Rituals Rewritten isn’t about erasing the past. It’s about honoring what matters most while ensuring our traditions reflect the inclusive, emotionally safe, and intentional environments we want to create today—and for the next generation of campers.

INTERNATIONAL STAFFING: WHERE WE’VE BEEN, WHERE ARE, AND WHERE WE’RE HEADED

(Presented By Scott Brody)

International staffing has always been part logistics, part culture, and part leap of faith. In this critical session, Scott Brody will map the J-1 and international staffing landscape as it’s evolved for camps, what’s different now, and what signals to watchh heading into upcoming summers. We’ll look at the concerns camp owners/directors are feeling most: visa uncertainty and delays, rising costs, shifting policy and enforcement climate, and how those forces ripple into recruiting, staffing plans, and budgeting.

This will be a state-of-play conversation designed to help owners and directors make better decisions: what you can control, what you can’t, and how to build a staffing strategy that’s resilient regardless of the news cycle. Expect perspective from someone who works at the intersection of camp operations and national advocacy, plus time for attendee Q&A on the realities you’re seeing on the ground.

REFERRAL AGENCIES AND INDUSTRY GUIDELINES

(Led By Fritz Seving)

This topic centers on the growing role, and cost of referral agencies in camp enrollment, and the industry-led effort to establish clearer standards and expectations.

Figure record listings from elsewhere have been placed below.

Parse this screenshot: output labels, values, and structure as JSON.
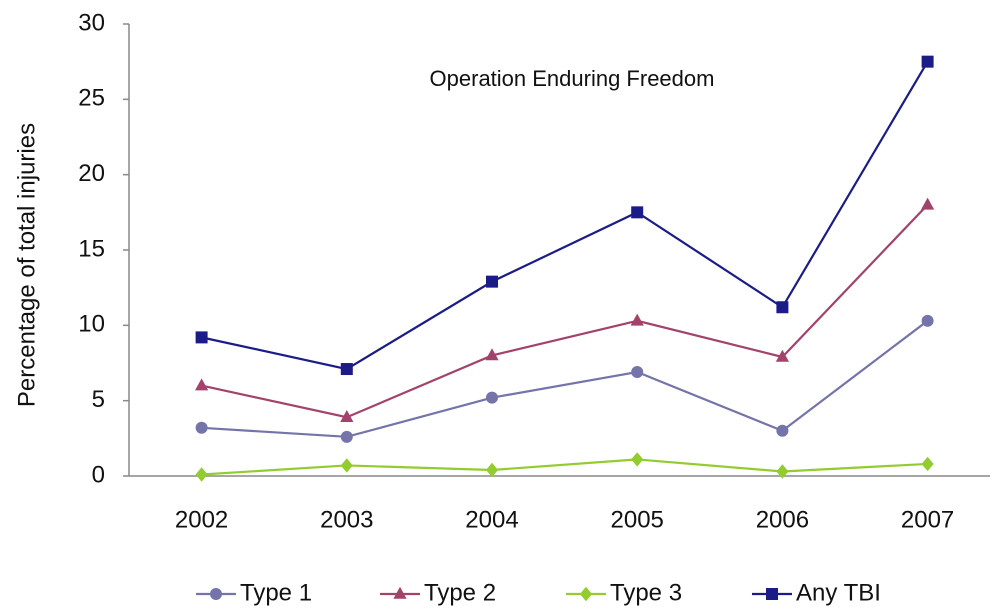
{
  "chart_data": {
    "type": "line",
    "annotation": "Operation Enduring Freedom",
    "y_label": "Percentage of total injuries",
    "categories": [
      "2002",
      "2003",
      "2004",
      "2005",
      "2006",
      "2007"
    ],
    "series": [
      {
        "name": "Type 1",
        "color": "#7474aa",
        "marker": "circle",
        "values": [
          3.2,
          2.6,
          5.2,
          6.9,
          3.0,
          10.3
        ]
      },
      {
        "name": "Type 2",
        "color": "#a3436c",
        "marker": "triangle",
        "values": [
          6.0,
          3.9,
          8.0,
          10.3,
          7.9,
          18.0
        ]
      },
      {
        "name": "Type 3",
        "color": "#92cc2e",
        "marker": "diamond",
        "values": [
          0.1,
          0.7,
          0.4,
          1.1,
          0.3,
          0.8
        ]
      },
      {
        "name": "Any TBI",
        "color": "#1c1c88",
        "marker": "square",
        "values": [
          9.2,
          7.1,
          12.9,
          17.5,
          11.2,
          27.5
        ]
      }
    ],
    "ylim": [
      0,
      30
    ],
    "yticks": [
      0,
      5,
      10,
      15,
      20,
      25,
      30
    ],
    "grid": false,
    "legend": "bottom"
  }
}
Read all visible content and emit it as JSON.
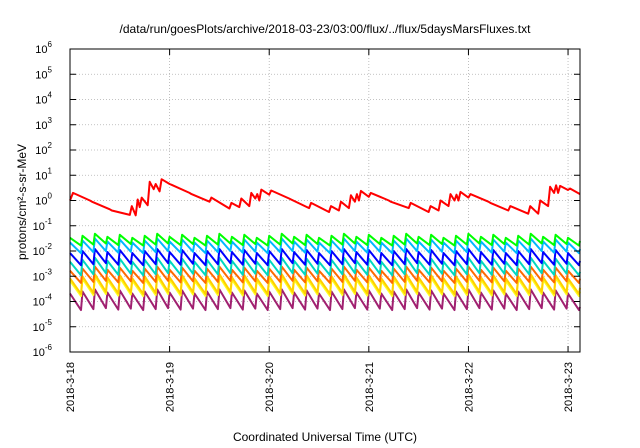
{
  "chart_data": {
    "type": "line",
    "title": "/data/run/goesPlots/archive/2018-03-23/03:00/flux/../flux/5daysMarsFluxes.txt",
    "xlabel": "Coordinated Universal Time (UTC)",
    "ylabel": "protons/cm²-s-sr-MeV",
    "y_scale": "log",
    "ylim": [
      1e-06,
      1000000.0
    ],
    "y_ticks": [
      {
        "value": -6,
        "base": "10",
        "exp": "-6"
      },
      {
        "value": -5,
        "base": "10",
        "exp": "-5"
      },
      {
        "value": -4,
        "base": "10",
        "exp": "-4"
      },
      {
        "value": -3,
        "base": "10",
        "exp": "-3"
      },
      {
        "value": -2,
        "base": "10",
        "exp": "-2"
      },
      {
        "value": -1,
        "base": "10",
        "exp": "-1"
      },
      {
        "value": 0,
        "base": "10",
        "exp": "0"
      },
      {
        "value": 1,
        "base": "10",
        "exp": "1"
      },
      {
        "value": 2,
        "base": "10",
        "exp": "2"
      },
      {
        "value": 3,
        "base": "10",
        "exp": "3"
      },
      {
        "value": 4,
        "base": "10",
        "exp": "4"
      },
      {
        "value": 5,
        "base": "10",
        "exp": "5"
      },
      {
        "value": 6,
        "base": "10",
        "exp": "6"
      }
    ],
    "x_ticks": [
      {
        "value": 0,
        "label": "2018-3-18"
      },
      {
        "value": 1,
        "label": "2018-3-19"
      },
      {
        "value": 2,
        "label": "2018-3-20"
      },
      {
        "value": 3,
        "label": "2018-3-21"
      },
      {
        "value": 4,
        "label": "2018-3-22"
      },
      {
        "value": 5,
        "label": "2018-3-23"
      }
    ],
    "xlim": [
      0,
      5.12
    ],
    "grid": true,
    "series": [
      {
        "color": "#ff0000",
        "x": [
          0.0,
          0.03,
          0.2,
          0.22,
          0.4,
          0.42,
          0.6,
          0.62,
          0.66,
          0.68,
          0.7,
          0.72,
          0.78,
          0.8,
          0.84,
          0.86,
          0.9,
          0.92,
          1.0,
          1.02,
          1.2,
          1.22,
          1.4,
          1.42,
          1.6,
          1.62,
          1.7,
          1.72,
          1.8,
          1.82,
          1.86,
          1.88,
          1.9,
          1.92,
          2.0,
          2.02,
          2.2,
          2.22,
          2.4,
          2.42,
          2.6,
          2.62,
          2.7,
          2.72,
          2.8,
          2.82,
          2.86,
          2.88,
          2.9,
          2.92,
          3.0,
          3.02,
          3.2,
          3.22,
          3.4,
          3.42,
          3.6,
          3.62,
          3.7,
          3.72,
          3.8,
          3.82,
          3.86,
          3.88,
          3.9,
          3.92,
          4.0,
          4.02,
          4.2,
          4.22,
          4.4,
          4.42,
          4.6,
          4.62,
          4.7,
          4.72,
          4.8,
          4.82,
          4.86,
          4.88,
          4.9,
          4.92,
          5.0,
          5.02,
          5.12
        ],
        "y": [
          1.0,
          2.0,
          1.0,
          0.9,
          0.45,
          0.4,
          0.27,
          0.6,
          0.26,
          1.1,
          0.55,
          1.3,
          0.65,
          5.5,
          2.8,
          4.5,
          2.3,
          7.0,
          4.5,
          4.2,
          2.0,
          1.8,
          0.9,
          1.3,
          0.48,
          0.8,
          0.55,
          1.2,
          0.6,
          2.0,
          1.2,
          1.8,
          1.0,
          2.7,
          1.7,
          2.5,
          1.2,
          1.1,
          0.5,
          0.8,
          0.35,
          0.6,
          0.4,
          0.9,
          0.5,
          1.6,
          0.9,
          1.8,
          1.0,
          2.4,
          1.4,
          2.0,
          1.0,
          0.9,
          0.5,
          0.8,
          0.35,
          0.6,
          0.4,
          1.0,
          0.6,
          1.8,
          1.0,
          1.7,
          1.0,
          2.2,
          1.3,
          1.8,
          0.9,
          0.8,
          0.4,
          0.6,
          0.3,
          0.6,
          0.3,
          1.0,
          0.6,
          3.5,
          2.0,
          4.0,
          2.0,
          3.8,
          2.6,
          3.0,
          1.8
        ]
      }
    ],
    "sawtooth_series": [
      {
        "color": "#00ff00",
        "low": 0.018,
        "high": 0.04,
        "end": 0.025
      },
      {
        "color": "#00b8ff",
        "low": 0.009,
        "high": 0.026,
        "end": 0.012
      },
      {
        "color": "#0000ff",
        "low": 0.003,
        "high": 0.01,
        "end": 0.004
      },
      {
        "color": "#00d8c0",
        "low": 0.0012,
        "high": 0.0045,
        "end": 0.0015
      },
      {
        "color": "#ff6a00",
        "low": 0.0006,
        "high": 0.002,
        "end": 0.0008
      },
      {
        "color": "#ffd000",
        "low": 0.00022,
        "high": 0.001,
        "end": 0.00035
      },
      {
        "color": "#ffff20",
        "low": 0.00018,
        "high": 0.0008,
        "end": 0.00025
      },
      {
        "color": "#a02070",
        "low": 5e-05,
        "high": 0.00025,
        "end": 6e-05
      }
    ],
    "sawtooth_period_days": 0.125
  }
}
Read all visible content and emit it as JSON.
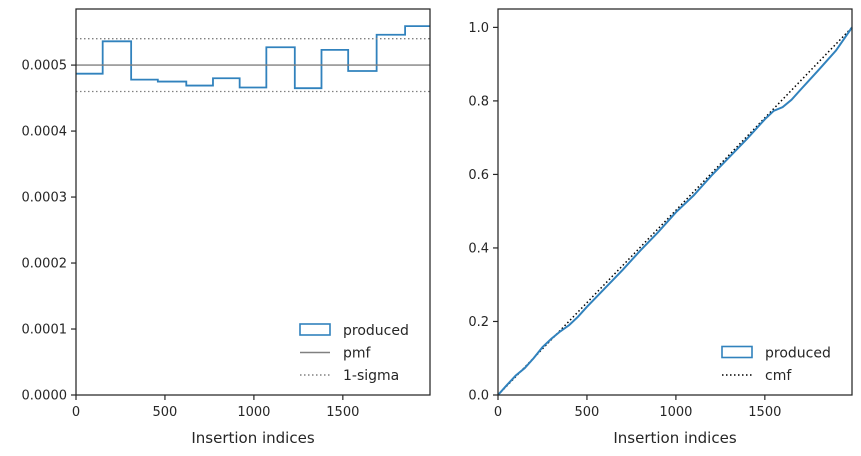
{
  "chart_data": [
    {
      "type": "line",
      "subtype": "step-histogram",
      "xlabel": "Insertion indices",
      "ylabel": "",
      "xlim": [
        0,
        1990
      ],
      "ylim": [
        0,
        0.000585
      ],
      "xticks": [
        0,
        500,
        1000,
        1500
      ],
      "xtick_labels": [
        "0",
        "500",
        "1000",
        "1500"
      ],
      "yticks": [
        0,
        0.0001,
        0.0002,
        0.0003,
        0.0004,
        0.0005
      ],
      "ytick_labels": [
        "0.0000",
        "0.0001",
        "0.0002",
        "0.0003",
        "0.0004",
        "0.0005"
      ],
      "grid": false,
      "legend_position": "lower right",
      "legend": [
        {
          "label": "produced",
          "style": "patch",
          "color": "#3182bd"
        },
        {
          "label": "pmf",
          "style": "solid",
          "color": "#808080"
        },
        {
          "label": "1-sigma",
          "style": "dotted",
          "color": "#808080"
        }
      ],
      "series": [
        {
          "name": "produced",
          "color": "#3182bd",
          "bin_edges": [
            0,
            150,
            310,
            460,
            620,
            770,
            920,
            1070,
            1230,
            1380,
            1530,
            1690,
            1850,
            1990
          ],
          "values": [
            0.000487,
            0.000536,
            0.000478,
            0.000475,
            0.000469,
            0.00048,
            0.000466,
            0.000527,
            0.000465,
            0.000523,
            0.000491,
            0.000546,
            0.000559
          ]
        },
        {
          "name": "pmf",
          "color": "#808080",
          "y": 0.0005
        },
        {
          "name": "1-sigma",
          "color": "#808080",
          "y_values": [
            0.00054,
            0.00046
          ]
        }
      ]
    },
    {
      "type": "line",
      "xlabel": "Insertion indices",
      "ylabel": "",
      "xlim": [
        0,
        1990
      ],
      "ylim": [
        0,
        1.05
      ],
      "xticks": [
        0,
        500,
        1000,
        1500
      ],
      "xtick_labels": [
        "0",
        "500",
        "1000",
        "1500"
      ],
      "yticks": [
        0,
        0.2,
        0.4,
        0.6,
        0.8,
        1.0
      ],
      "ytick_labels": [
        "0.0",
        "0.2",
        "0.4",
        "0.6",
        "0.8",
        "1.0"
      ],
      "grid": false,
      "legend_position": "lower right",
      "legend": [
        {
          "label": "produced",
          "style": "patch",
          "color": "#3182bd"
        },
        {
          "label": "cmf",
          "style": "dotted",
          "color": "#000000"
        }
      ],
      "series": [
        {
          "name": "produced",
          "color": "#3182bd",
          "x": [
            0,
            50,
            100,
            150,
            200,
            250,
            300,
            350,
            400,
            450,
            500,
            600,
            700,
            800,
            900,
            1000,
            1100,
            1200,
            1300,
            1400,
            1500,
            1550,
            1600,
            1650,
            1700,
            1800,
            1900,
            1990
          ],
          "y": [
            0,
            0.027,
            0.053,
            0.073,
            0.1,
            0.13,
            0.153,
            0.173,
            0.19,
            0.213,
            0.24,
            0.29,
            0.34,
            0.393,
            0.443,
            0.497,
            0.543,
            0.597,
            0.647,
            0.697,
            0.75,
            0.773,
            0.783,
            0.803,
            0.83,
            0.883,
            0.937,
            1.0
          ]
        },
        {
          "name": "cmf",
          "color": "#000000",
          "x": [
            0,
            1990
          ],
          "y": [
            0,
            1.0
          ]
        }
      ]
    }
  ]
}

This breakout will focus on the newly developed guidelines document, exploring how camps can use it as a practical tool to navigate contracts, commissions, transparency, and relationships with referral services in a more consistent and sustainable way.

WHEN THINGS GO WRONG

(Led By Brooke Cheley & Frank Tindall)

No camp experience is without challenges. From unexpected incidents and near misses to situations that didn’t go as planned, even the best-run camps encounter moments that test leadership, systems, and judgment.

This session creates space for candid discussion about real situations that have gone wrong at camp—and, more importantly, what was learned from them. Participants will explore how camps responded in the moment, communicated with stakeholders, supported staff and campers, and adjusted policies or practices afterward.

When Things Go Wrong focuses on learning through shared experience, strengthening preparedness, and building a culture where reflection leads to better decision-making. This is not about blame or fear—it’s about honesty, resilience, and helping one another avoid repeating the same mistakes.

Your Pre-Conference Chair

Cody Mauldin is a longtime leader at Camp Olympia, where he has played a central role in shaping staff culture, camper experience, and program innovation. Known for his steady leadership style and ability to bring people together, Cody has guided teams through both day-to-day operations and long-range planning with clarity and purpose. He is a former CODA President and continues to serve the camping community through board service, conference leadership, and professional development initiatives. Cody is widely respected for his practical insight, collaborative approach, and deep commitment to creating meaningful experiences for both campers and staff.